Antisemitism is alive and well in Aalst, Belgium. The city of 289,000 people in East Flanders is hosting its annual carnival parade today. With it comes controversy.

Last year, a float featured antisemitic characterizations of hook-nosed Jews sitting on bags of money. It sparked outrage across the globe

Storm Ellen didn’t cancel parade

Those who hoped the event would be canceled due to Storm Ellen’s high winds and rain were disappointed. Carnival events in cities across Belgium were canceled due to bad weather, but Aalst pressed on.

The popular, three-day carnival is renowned for its comical and satirical parade floats. But while Mayor Christoph D’Haese thinks it’s just good fun, others vehemently disagree.

Last year’s antisemitic characterizations  drove cries of antisemitism. In fact, the parade was even removed from the UNESCO’s list of intangible cultural heritage. They claimed the floats were inconsistent with value of “respect and dignity.”

This year, the antisemitic characterizations continued with some parade-goers dressed as Hasidic ants.

Cries to cancel the parade

Israel Katz, Israel’s foreign minister requested that the hateful parade be condemned and banned. He tweeted that “Belgium as a western democracy should be ashamed to allow such a vitriolic antisemitic display.”

Groups around the world echoed the concern.
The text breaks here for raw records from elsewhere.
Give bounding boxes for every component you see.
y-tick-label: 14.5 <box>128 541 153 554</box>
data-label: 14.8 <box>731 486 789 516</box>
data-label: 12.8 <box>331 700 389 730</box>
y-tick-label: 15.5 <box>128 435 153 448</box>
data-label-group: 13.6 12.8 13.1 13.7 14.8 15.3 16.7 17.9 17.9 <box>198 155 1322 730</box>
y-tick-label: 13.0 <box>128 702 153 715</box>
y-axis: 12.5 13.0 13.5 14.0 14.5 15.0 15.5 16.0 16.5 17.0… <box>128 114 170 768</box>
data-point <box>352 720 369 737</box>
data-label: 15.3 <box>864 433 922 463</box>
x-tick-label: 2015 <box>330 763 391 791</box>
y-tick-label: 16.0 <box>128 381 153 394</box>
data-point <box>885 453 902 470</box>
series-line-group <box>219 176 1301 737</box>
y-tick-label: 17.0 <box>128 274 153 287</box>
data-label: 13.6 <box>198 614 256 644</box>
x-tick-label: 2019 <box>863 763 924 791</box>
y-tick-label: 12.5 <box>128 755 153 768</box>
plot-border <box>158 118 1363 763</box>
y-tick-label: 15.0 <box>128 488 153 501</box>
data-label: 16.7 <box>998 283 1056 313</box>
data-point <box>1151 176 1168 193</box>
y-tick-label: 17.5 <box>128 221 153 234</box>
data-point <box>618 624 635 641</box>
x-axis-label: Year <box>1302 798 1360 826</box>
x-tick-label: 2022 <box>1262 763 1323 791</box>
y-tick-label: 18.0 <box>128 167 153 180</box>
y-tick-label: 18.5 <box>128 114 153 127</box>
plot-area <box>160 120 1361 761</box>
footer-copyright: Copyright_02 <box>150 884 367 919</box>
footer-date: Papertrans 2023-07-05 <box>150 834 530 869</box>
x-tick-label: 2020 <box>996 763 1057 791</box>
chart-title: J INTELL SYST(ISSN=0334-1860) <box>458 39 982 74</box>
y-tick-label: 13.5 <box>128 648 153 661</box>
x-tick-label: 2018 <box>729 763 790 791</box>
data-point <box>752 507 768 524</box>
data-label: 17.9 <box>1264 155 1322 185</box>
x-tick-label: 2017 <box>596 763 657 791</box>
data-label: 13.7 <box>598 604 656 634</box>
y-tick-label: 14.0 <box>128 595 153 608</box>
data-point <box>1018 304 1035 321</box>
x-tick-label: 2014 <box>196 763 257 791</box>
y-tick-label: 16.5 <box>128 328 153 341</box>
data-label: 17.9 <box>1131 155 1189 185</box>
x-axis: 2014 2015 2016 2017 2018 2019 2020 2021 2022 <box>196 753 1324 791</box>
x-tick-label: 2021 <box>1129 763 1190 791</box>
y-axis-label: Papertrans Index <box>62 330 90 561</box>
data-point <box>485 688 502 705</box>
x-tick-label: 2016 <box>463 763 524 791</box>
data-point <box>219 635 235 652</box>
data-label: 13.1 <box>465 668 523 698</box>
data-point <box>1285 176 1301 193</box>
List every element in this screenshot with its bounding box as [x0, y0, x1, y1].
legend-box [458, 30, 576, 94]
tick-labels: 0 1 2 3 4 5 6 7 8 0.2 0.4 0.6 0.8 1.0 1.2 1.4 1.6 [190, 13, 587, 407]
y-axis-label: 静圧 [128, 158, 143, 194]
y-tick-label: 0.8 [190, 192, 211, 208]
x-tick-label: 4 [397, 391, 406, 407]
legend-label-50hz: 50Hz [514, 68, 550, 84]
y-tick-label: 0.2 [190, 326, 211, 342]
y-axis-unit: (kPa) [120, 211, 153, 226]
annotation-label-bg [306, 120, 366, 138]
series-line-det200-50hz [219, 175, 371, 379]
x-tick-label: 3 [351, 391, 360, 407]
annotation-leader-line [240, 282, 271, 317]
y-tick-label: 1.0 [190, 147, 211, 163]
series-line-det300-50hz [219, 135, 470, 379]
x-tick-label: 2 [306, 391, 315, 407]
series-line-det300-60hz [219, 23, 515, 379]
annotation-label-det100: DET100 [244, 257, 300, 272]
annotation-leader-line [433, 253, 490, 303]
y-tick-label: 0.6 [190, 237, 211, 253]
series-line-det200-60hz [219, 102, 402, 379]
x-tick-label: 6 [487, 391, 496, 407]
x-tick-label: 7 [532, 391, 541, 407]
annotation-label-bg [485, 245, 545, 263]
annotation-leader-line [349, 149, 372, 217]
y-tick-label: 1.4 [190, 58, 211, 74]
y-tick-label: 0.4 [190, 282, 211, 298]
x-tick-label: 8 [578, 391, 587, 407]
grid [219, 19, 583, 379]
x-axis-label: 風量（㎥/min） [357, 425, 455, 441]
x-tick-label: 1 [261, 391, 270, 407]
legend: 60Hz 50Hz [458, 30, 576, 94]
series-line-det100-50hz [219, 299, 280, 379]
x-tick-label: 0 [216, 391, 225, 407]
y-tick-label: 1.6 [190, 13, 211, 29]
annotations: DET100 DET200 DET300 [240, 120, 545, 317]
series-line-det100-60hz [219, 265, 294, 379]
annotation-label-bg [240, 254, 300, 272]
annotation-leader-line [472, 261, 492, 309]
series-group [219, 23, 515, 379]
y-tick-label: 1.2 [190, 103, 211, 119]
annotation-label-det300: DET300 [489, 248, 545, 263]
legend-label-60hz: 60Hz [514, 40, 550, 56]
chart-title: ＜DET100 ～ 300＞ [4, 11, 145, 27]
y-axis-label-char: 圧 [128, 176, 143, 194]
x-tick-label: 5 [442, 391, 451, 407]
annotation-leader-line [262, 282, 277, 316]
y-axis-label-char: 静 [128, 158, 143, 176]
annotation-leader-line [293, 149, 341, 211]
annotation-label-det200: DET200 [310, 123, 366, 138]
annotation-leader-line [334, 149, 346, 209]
But Aalst’s mayor believes the city has a right to satire and mockery, and some locals agree with him.

“What we are asking for is absolutely not the prohibition of carnival as such,” Nahshon said, according to The Guardian. “What we are asking for is the prohibition of all these antisemitic cartoons, which become beyond good taste, which have nothing to do with a sense of humor and which do not honor an exemplary democracy such as Belgium.”

The EU Office of @AJCGlobal is calling for an EU investigation into the “Belgian Hate Fest.”